It's gotten to the point where a fire has lit up inside me, and the fierce desires to follow my passions are scratching their way to the surface, unyielding. I've mentioned before how important blogging has become to me (here), and that's because it fuses so many of my passions into one outlet in a way that makes me happy. It's brought me some amazing opportunities so far, and I've found myself wishing I could push things further and really testing the waters to see what I can make of myself.
And then I realised; why am I sitting around wishing for things to just happen to me? Are things just magically going to get better? Well, maybe... Some people are lucky like that. But, do I really want to leave it all in the hands of luck? Certainly not. The last time I took a big chance, I really didn't believe anything would come of it, but I was proven wrong. It's taught me I should just go for things anyway, you never quite know when magic will strike! But you do actually have to go for things, to strive, to try.
So here I am, I'm going to try. If I fall, which I may; well that's just fine.
I've decided to really push myself in various ways to to get a little bit closer to my dreams. I'm doing this creatively, professionally and bravely.
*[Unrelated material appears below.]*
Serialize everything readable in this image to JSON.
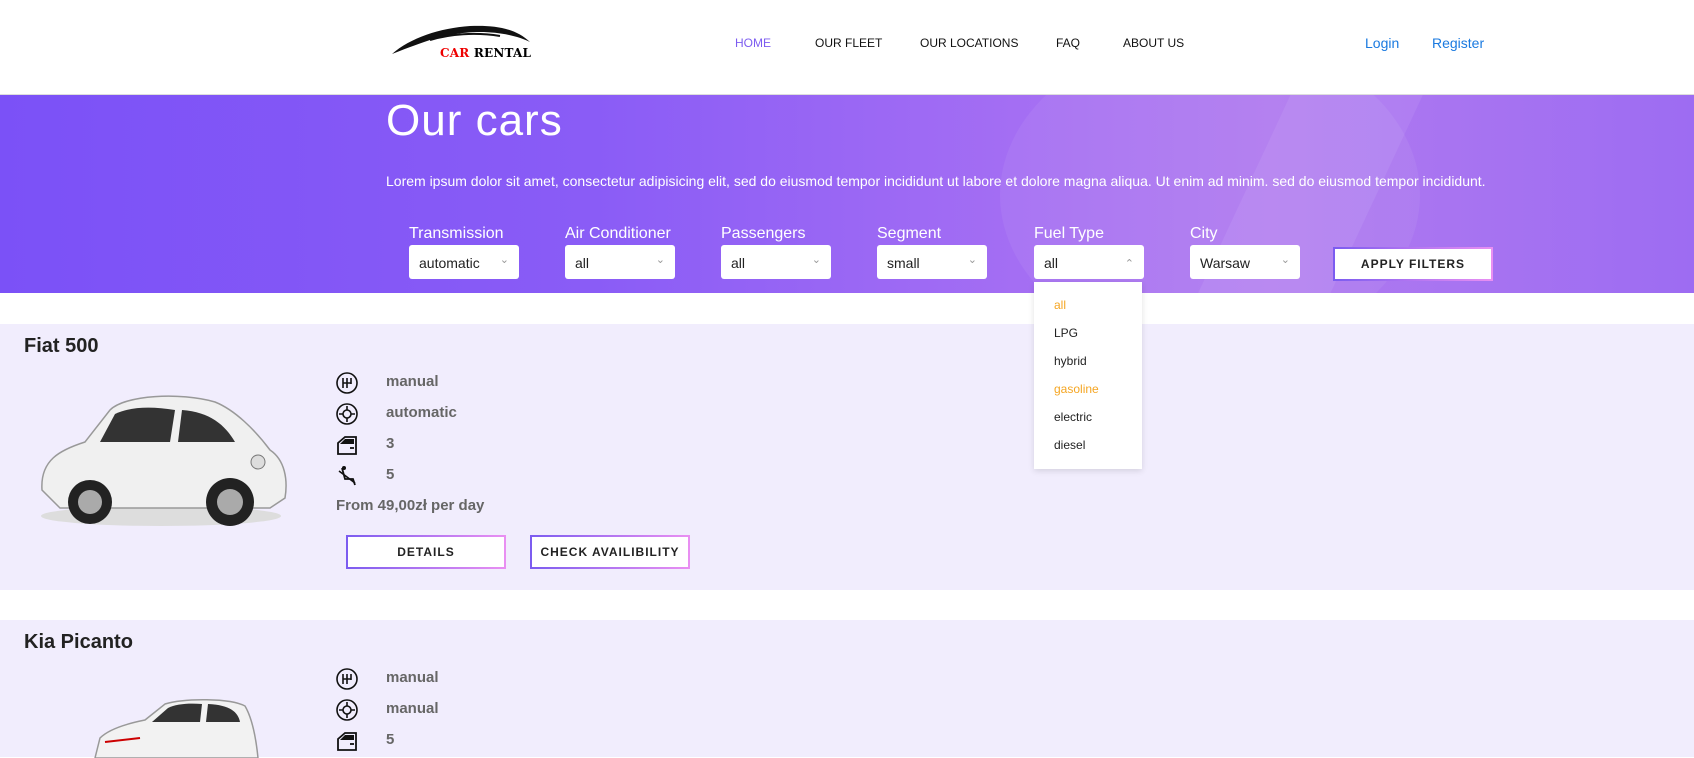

Creatively; I've opened up an Etsy store. This is going to be where I put all my creations and crafty adventures for sale. I hope someone out there will like something I do, and believe in me enough to buy a little piece of me one day. I'll keep adding to this, so you should keep checking back!
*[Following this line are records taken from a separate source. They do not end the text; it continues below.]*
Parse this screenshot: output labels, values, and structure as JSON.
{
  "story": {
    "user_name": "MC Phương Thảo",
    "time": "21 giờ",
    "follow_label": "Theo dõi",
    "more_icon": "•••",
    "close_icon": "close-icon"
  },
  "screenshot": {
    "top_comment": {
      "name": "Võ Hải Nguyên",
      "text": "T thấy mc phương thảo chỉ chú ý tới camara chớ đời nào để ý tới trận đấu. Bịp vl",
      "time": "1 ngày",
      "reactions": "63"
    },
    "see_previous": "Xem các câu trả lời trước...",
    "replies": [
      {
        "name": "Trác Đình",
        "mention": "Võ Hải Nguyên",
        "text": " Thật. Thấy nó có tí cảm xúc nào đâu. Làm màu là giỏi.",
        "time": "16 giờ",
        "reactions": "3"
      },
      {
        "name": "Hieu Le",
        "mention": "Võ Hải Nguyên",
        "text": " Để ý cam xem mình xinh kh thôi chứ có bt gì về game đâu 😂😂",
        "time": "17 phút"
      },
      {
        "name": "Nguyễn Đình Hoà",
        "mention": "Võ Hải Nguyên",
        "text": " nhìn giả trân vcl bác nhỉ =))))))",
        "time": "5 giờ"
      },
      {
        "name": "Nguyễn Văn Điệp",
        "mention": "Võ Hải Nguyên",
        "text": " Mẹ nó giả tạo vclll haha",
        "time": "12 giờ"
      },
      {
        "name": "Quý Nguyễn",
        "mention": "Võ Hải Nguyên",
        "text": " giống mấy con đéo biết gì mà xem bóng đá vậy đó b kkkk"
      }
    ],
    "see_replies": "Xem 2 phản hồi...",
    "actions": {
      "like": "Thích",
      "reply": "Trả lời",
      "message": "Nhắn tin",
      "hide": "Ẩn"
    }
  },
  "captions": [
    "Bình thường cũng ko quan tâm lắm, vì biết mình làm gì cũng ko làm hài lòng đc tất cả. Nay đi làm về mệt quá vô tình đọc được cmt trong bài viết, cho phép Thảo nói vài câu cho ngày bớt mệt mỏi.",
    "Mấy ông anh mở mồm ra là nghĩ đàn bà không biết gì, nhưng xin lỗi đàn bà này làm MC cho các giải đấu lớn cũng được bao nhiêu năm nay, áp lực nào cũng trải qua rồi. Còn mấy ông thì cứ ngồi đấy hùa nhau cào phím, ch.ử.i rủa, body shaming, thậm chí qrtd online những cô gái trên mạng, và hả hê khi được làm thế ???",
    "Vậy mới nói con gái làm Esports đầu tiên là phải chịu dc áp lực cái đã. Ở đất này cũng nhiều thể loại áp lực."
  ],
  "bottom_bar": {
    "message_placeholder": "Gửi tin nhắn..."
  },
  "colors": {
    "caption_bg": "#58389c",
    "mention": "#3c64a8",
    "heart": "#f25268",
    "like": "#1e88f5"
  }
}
Professionally; I'm doing a variety of things. I'm now offering my design services, and this is something not just for fun or creativity, but to actually put my Art and Design education to good use. If you fancy a new blog header or button, I'm your gal! I'm offering custom blog headers for only £16, and new blog buttons for just £4. You can see a header I designed recently for the lovely Aymie below, and a blog button for Dee.
I'm also doing custom illustrations, if anyone would ever want a portrait of themselves doing, or perhaps one for someone else as a gift. I'm really keen to push myself and my work to the best of my capabilities, and would love new challenges.
I'm also branching out into freelance Social Media Management. This is something that terrifies me, which bring me to how I believe I'm being brave. It's actually what I do full time for my job at the moment, but I want to venture out into freelance work for myself, as that would give me more freedom to work on my Art/Designs and professional brand. I'm skilled and knowledgeable in social management on a professional level, but learning how to do this for myself will be an experience, I'm sure. I already have a small business lined up as my first client, which I am doing on a temporary trial basis for free, just so I can start off my freelance portfolio with a bang. I'm excited to start this adventure and take a risk in going for my dreams to be honest! Wish me luck.
And as always, I'm going to be here. I'm going to be typing away on this blog and spilling my guts to you guys, in the hopes that someone out there will care what I have to say and support me. Every time someone reads my posts, leaves me a nice comment or just generally takes an interest in my life; it baffles me a little. In the best way possible of course! So thank you.
So here's the bit I ask for your support, you lovely people behind those screens. Send me your positive vibes, buy a piece of my artwork, hire me for a custom design for your blog, book an advertising spot with me, suggest ways in which I can improve, recommend someone to my services, keep up with my adventures, or simply wish good thoughts my way? I know, all of those a big asks of you. I appreciate that. But I have to ask, because going for your dreams means not holding back. It means being brave and not worrying about falling flat on your face. It means sending out positive thoughts into the universe, and just praying some come right back to you.
Or, it means getting lucky. But guys... I have terrible luck to be honest.
Let's stick with working hard and chasing those dreams like your life depends on it, eh?